The U.S. FDA has recently released for public comment proposed guidelines for premarket approval applications for artificial pancreas device systems.47 These guidelines include recommendations for assessing the safety and effectiveness of these systems. The stated goal for these systems is to “maintain glucose values within range or near a target while minimizing adverse events such as hypo- and hyperglycemia.” In terms of safety, the CL system should not increase the incidence of SH or DKA. The FDA proposes using a CGM-based correlate for determining hypoglycemic events at a threshold of either 60 or 70 mg/dl. A similar CGM-based end point for hyperglycemia might be BG >240 mg/dl with ketonuria. In terms of efficacy, the FDA suggests that two superiority end points might be a reduction in mean HbA1c by 0.4% and a 30% reduction of either SH or CGM-based hypoglycemic events.
The guidelines suggest that noninferiority and superiority comparisons be made to standard-of-care therapy.
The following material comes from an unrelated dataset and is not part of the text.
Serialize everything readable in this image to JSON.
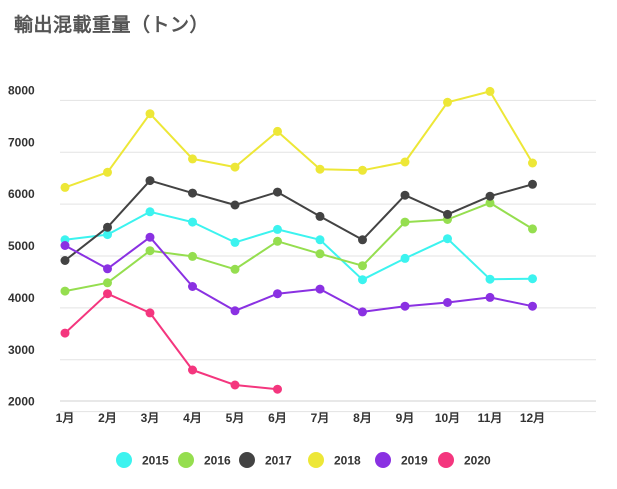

Unfortunately, standard of care is defined as sensor-augmented pump therapy. We would strongly disagree with this definition as it clearly does not reflect the therapeutic regimens used to treat the majority of persons with T1DM. Such a definition could lead to labeling of CL systems that would restrict their use to persons who are already utilizing sophisticated state-of-the-art therapy to treat their diabetes and who may not realize a significant acute or long-term benefit from this therapy. Also, those who may benefit the most from CL therapy might lose the opportunity to reduce their risk of acute and long-term complications as well as improve their quality of life. Researchers and diabetes health care professionals should take the opportunity to familiarize themselves with these proposed guidelines and submit comments.
Clinical requirements for CL control systems suggested in this paper are summarized in Table 2. They are based on a careful review of contemporary safety and efficacy data associated with a variety of insulin regimens and include noninferiority and superiority criteria for important psychological variables such as quality of life and fear of hypoglycemia. Manageability criteria are proposed as well. While it is reasonable and efficient to utilize CGM-based documentation of hypo- and hyperglycemic events in relatively short length studies to satisfy safety and efficacy concerns for marketing CL systems for the population of persons with T1DM, consideration should be given to encouraging (requiring) industry-sponsored registries to track longitudinally variables of clinical concern, including frequencies of SH and DKA, and measures of glycemic control.
Dr. Renard has received honoraria from Medtronic, Inc., Roche Diagnostics, Animas, Eli-Lilly, Novo-Nordisk, Sanofi-Aventis, and Abbott Diabetes Care for serving as consultant.